We will follow the model we successfully implemented during our last several Adopt-A-Highway sessions to safely and confidently conduct our clean-up. As a quick review, we will meet in the parking lot of TGI Fridays which is next to our section of the Franconia-Springfield Parkway (6751-B Frontier Drive, Springfield, VA) at 8:00 AM. We coordinated with TGI Fridays’ manager to ensure that our vehicles will be welcome in the parking lot and we can also use the area for drop offs/pick-ups if desired. We will then walk to our section of the road, so no one has to ride in anyone else’s car. All necessary equipment – reflective vests, gloves, grabbers, and orange garbage bags – snacks and bottled water will be provided. Pants, long-sleeve shirts, and boots are encouraged.

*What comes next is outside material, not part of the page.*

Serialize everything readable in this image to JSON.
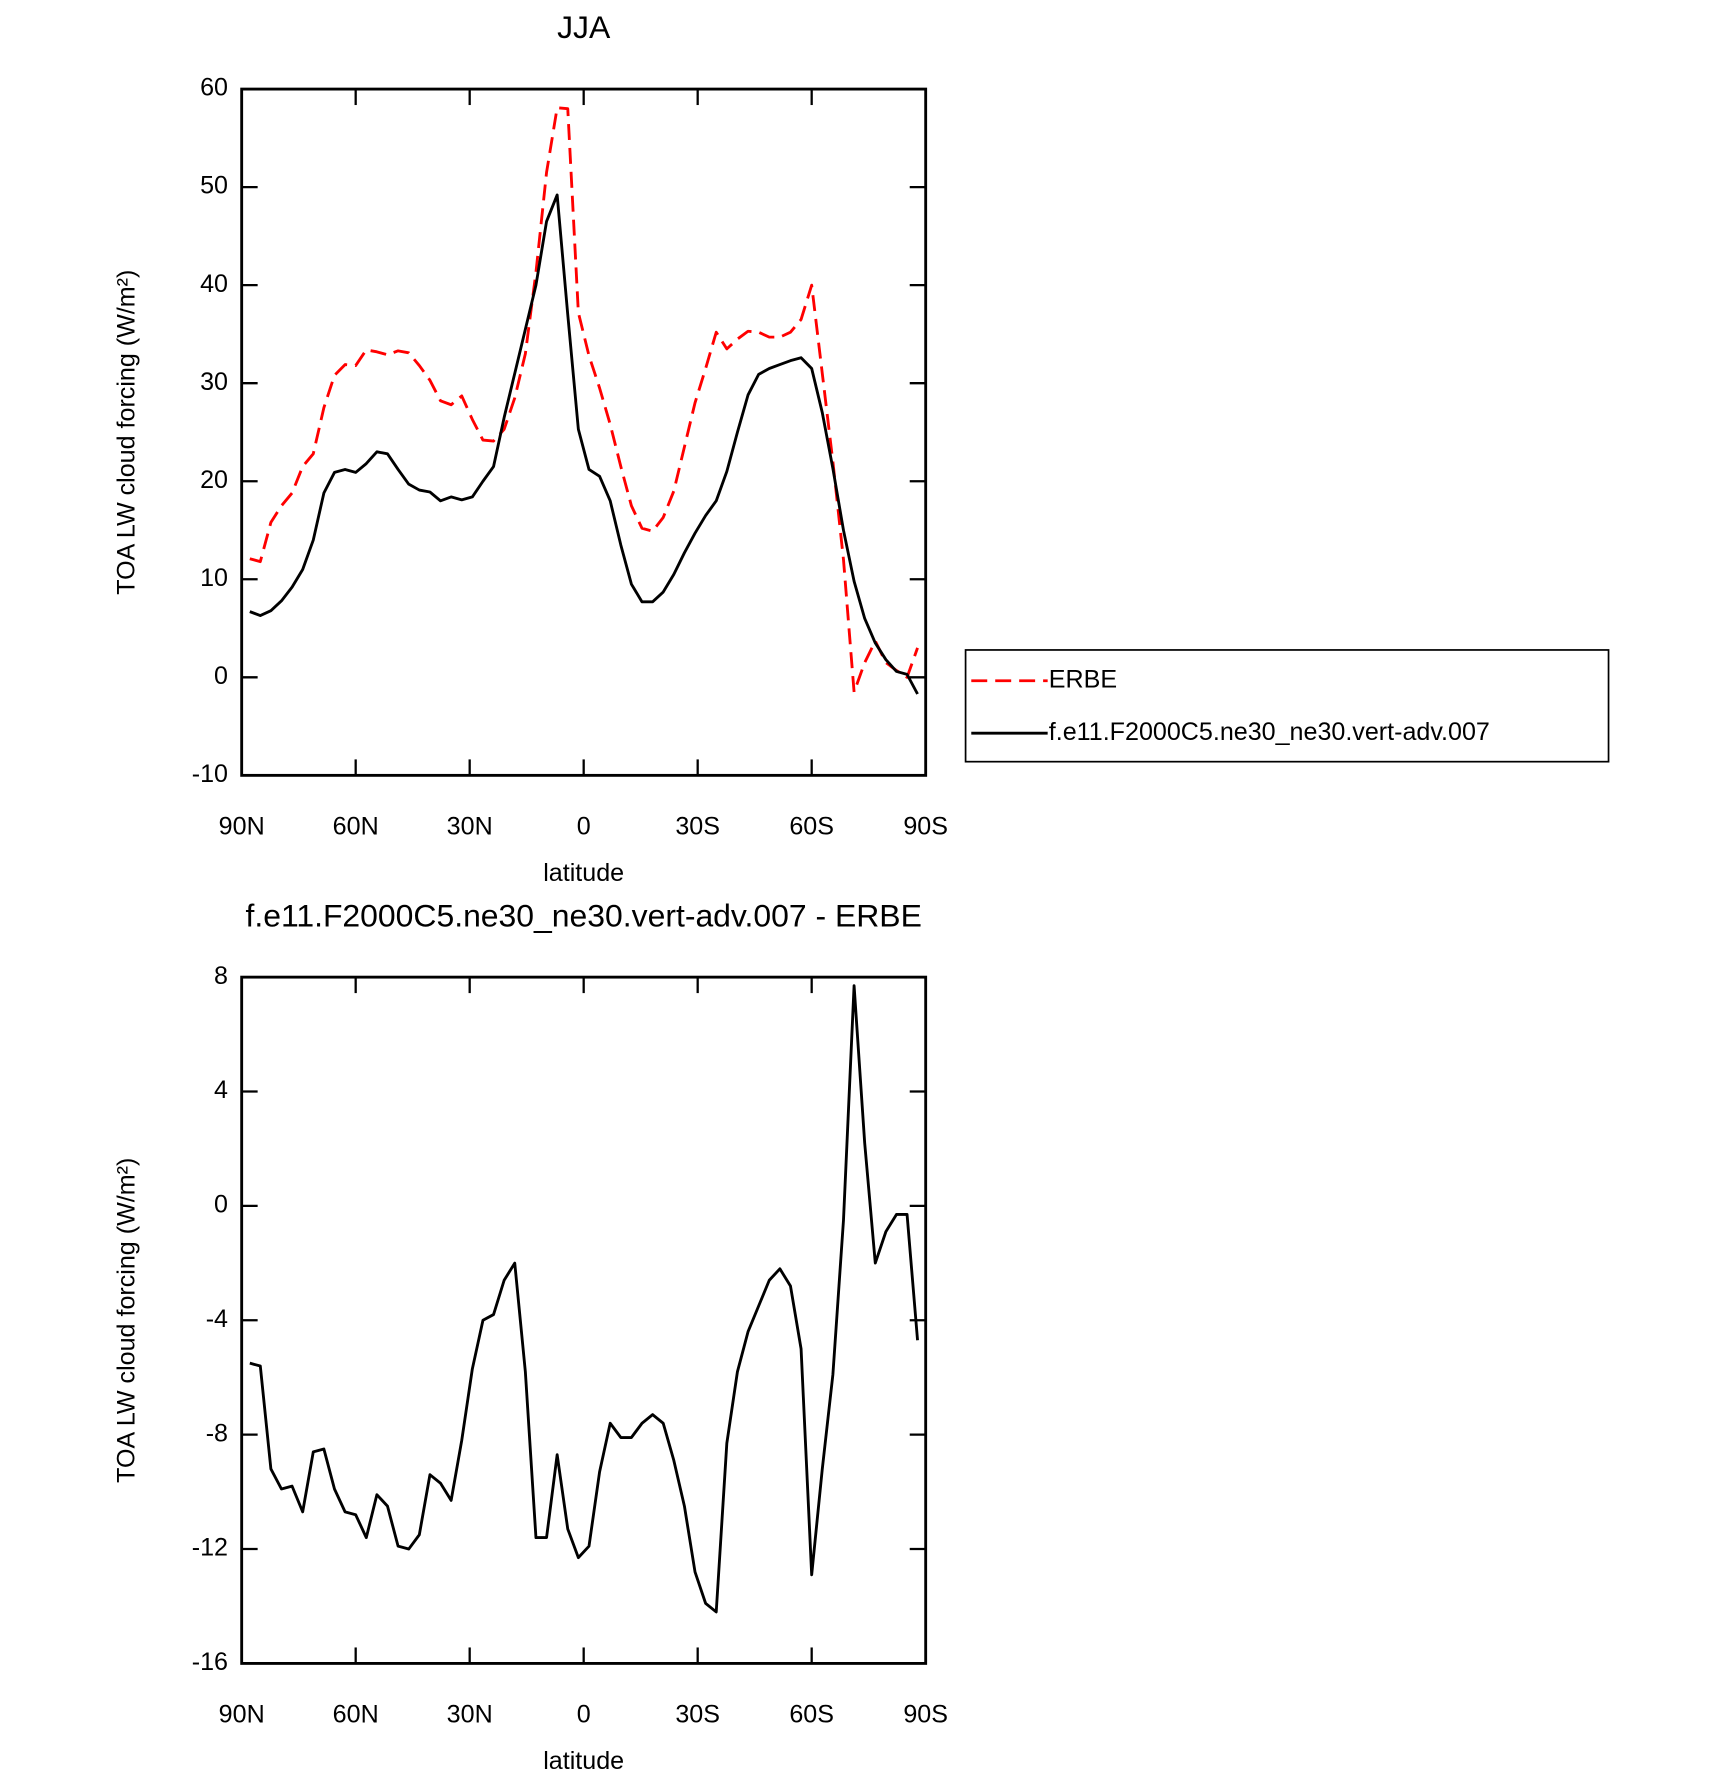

This remains an important and highly visible community service project along a busy stretch of road that includes official signs recognizing VFW Post 7327’s “adoption” of this part of the Parkway. This is also a good opportunity for all members of the Post and Auxiliary to participate and to make sure that our stretch of the Franconia-Springfield Parkway, to include theVeterans of Foreign Wars (VFW) Bridge, will be “standing tall and looking good” for Veterans Day (11 November 2022). If you haven’t been to a VFW or Auxiliary meeting lately, this is a great chance to re-connect with Post 7327, your Comrades in the VFW, and Auxiliary members too. All are invited and friends, family, and community members are welcome.
After the cleanup is complete, some of us may choose to enjoy carry-out or lunch at TGI Fridays.